Quelles sont les raisons qui vous ont conduit à vous engager en politique ?

Je suis né dans une famille politique. Mais au-delà de cela, car appartenir à une famille politique ne prédestine pas quelqu’un à être intéressé par la politique, je suis témoin du fait que ma communauté, Bargny, subit de nombreuses injustices. Cela justifie davantage mon engagement en politique.

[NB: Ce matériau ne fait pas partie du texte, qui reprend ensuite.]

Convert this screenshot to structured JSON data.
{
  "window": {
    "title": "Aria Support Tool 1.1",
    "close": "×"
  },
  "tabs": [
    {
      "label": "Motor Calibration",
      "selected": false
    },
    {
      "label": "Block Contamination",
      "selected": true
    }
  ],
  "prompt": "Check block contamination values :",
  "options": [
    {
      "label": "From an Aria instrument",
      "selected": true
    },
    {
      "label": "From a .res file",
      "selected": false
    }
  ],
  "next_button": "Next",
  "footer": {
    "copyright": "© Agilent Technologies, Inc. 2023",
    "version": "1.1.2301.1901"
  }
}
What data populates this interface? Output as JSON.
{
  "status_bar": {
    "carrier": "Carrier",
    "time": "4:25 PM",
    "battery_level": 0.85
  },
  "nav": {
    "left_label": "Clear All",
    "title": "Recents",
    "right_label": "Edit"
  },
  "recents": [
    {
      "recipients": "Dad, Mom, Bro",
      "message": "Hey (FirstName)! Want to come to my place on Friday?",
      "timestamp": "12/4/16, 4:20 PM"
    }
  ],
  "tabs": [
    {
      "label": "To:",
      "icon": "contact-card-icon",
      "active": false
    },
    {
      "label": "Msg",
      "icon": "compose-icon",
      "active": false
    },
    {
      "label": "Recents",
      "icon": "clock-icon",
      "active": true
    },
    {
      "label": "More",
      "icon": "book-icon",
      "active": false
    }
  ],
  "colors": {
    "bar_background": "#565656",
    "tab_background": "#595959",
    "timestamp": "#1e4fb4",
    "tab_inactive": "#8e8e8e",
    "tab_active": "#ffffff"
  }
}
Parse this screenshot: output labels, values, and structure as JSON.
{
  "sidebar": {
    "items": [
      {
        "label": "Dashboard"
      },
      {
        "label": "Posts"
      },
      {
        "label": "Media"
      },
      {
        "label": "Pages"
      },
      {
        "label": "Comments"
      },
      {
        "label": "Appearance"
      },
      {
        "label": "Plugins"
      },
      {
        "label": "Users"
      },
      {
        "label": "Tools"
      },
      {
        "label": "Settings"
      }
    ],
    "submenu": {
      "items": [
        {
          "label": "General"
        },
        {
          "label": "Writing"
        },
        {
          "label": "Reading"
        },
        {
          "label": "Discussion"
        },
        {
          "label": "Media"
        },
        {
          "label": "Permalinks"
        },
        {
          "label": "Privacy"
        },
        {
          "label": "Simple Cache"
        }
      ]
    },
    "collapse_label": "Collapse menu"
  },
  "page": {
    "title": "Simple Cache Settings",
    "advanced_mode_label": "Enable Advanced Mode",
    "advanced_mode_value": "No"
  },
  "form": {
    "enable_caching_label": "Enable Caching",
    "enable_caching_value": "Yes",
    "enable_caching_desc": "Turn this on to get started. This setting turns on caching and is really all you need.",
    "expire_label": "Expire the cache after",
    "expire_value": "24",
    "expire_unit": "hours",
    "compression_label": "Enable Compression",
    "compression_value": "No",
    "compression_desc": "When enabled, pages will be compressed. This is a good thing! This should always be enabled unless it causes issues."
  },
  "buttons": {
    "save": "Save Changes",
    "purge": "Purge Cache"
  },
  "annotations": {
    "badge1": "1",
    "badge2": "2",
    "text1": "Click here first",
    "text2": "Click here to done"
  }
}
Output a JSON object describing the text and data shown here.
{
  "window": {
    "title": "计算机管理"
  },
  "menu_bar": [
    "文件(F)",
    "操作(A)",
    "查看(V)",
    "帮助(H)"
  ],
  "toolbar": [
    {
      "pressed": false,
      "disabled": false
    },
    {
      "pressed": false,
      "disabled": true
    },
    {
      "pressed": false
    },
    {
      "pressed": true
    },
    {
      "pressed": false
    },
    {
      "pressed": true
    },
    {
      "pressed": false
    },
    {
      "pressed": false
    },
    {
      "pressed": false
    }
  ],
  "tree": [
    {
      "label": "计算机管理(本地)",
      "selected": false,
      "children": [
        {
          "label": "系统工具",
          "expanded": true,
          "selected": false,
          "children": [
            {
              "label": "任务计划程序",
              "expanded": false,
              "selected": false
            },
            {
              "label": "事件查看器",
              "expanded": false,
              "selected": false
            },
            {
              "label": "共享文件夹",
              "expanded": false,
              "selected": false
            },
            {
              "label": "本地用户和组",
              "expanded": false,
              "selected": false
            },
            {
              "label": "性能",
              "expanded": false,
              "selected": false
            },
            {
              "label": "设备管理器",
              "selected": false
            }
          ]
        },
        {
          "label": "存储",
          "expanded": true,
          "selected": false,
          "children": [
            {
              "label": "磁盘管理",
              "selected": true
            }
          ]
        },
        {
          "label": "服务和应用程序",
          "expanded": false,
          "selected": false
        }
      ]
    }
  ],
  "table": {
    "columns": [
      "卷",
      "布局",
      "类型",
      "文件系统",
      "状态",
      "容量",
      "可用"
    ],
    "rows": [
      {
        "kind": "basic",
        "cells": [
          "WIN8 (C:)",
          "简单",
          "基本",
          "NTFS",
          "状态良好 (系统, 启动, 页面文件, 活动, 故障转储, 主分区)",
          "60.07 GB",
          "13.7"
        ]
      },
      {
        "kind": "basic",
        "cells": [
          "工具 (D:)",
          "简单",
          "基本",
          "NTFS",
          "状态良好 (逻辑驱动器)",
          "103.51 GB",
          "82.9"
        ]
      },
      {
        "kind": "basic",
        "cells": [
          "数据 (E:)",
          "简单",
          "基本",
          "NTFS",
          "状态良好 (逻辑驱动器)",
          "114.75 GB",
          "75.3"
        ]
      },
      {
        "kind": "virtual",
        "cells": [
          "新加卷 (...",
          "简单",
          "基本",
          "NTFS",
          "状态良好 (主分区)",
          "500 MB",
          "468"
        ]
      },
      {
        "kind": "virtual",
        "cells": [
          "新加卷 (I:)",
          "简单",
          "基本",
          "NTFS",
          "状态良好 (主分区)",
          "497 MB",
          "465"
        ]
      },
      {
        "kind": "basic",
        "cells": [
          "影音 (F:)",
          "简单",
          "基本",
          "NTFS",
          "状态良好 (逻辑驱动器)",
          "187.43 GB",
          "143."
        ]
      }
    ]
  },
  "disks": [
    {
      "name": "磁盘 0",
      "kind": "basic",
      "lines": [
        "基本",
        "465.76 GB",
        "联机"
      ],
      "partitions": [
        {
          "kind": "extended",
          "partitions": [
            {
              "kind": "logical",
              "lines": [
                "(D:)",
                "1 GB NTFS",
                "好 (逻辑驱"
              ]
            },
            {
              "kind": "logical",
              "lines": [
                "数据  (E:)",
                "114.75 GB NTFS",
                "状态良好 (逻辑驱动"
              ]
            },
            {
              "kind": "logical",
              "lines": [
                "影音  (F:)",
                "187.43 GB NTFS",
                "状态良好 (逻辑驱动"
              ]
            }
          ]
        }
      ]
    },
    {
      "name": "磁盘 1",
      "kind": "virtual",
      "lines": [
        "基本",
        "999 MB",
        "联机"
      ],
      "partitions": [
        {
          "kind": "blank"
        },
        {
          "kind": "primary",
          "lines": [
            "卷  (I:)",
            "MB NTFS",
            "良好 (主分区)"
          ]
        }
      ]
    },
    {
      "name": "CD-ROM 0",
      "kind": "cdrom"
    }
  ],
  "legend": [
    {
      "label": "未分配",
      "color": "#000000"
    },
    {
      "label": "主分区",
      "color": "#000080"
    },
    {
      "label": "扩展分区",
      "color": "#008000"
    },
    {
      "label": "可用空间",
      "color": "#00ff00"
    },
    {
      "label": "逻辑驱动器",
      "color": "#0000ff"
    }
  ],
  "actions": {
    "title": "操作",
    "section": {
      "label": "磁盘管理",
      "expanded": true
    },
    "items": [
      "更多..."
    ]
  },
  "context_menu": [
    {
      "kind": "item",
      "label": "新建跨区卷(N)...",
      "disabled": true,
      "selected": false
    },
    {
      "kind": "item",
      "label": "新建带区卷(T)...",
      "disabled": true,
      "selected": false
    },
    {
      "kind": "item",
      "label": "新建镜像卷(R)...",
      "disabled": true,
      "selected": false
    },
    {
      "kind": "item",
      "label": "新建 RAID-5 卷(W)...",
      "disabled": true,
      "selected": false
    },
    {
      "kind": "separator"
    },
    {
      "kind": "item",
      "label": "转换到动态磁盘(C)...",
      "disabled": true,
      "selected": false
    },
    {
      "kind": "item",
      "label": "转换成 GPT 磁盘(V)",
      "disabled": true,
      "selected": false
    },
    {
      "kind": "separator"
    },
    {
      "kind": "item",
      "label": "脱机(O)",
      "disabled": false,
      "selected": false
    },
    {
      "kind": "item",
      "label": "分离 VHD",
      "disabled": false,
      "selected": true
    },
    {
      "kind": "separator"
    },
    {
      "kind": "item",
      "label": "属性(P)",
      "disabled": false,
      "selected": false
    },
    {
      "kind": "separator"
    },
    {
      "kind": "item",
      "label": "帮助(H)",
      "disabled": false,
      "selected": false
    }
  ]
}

Ce n’est pas seulement à Bargny. Beaucoup de personnes participent à l’édification d’un Sénégal debout. Nous avons la mission d’en faire partie en tant que jeunes intellectuels. Nous avons rejoint les mouvements politiques dans le seul but de voir le Sénégal sur les rails du développement.

Comment analysez-vous les activités économiques à Bargny ?

Les activités économiques à Bargny ont été sacrifiées. L’activité économique de Bargny tournait autour de deux piliers phares : la terre et la mer. Lorsque la mer ne rapportait pas beaucoup, la terre la suppléait.

Il y avait beaucoup de poissons en mer. Les peuples de l’eau, comme nous les lébous, allaient pêcher pour consommer, vendre ou épargner. Maintenant ce n’est plus le cas. Nos pêcheurs font six à neuf mois en mer sans avoir de poissons.

Quelle en est la cause ?

Les contrats de pêche ont pris trop de place ici. On a vendu la mer sans le dire.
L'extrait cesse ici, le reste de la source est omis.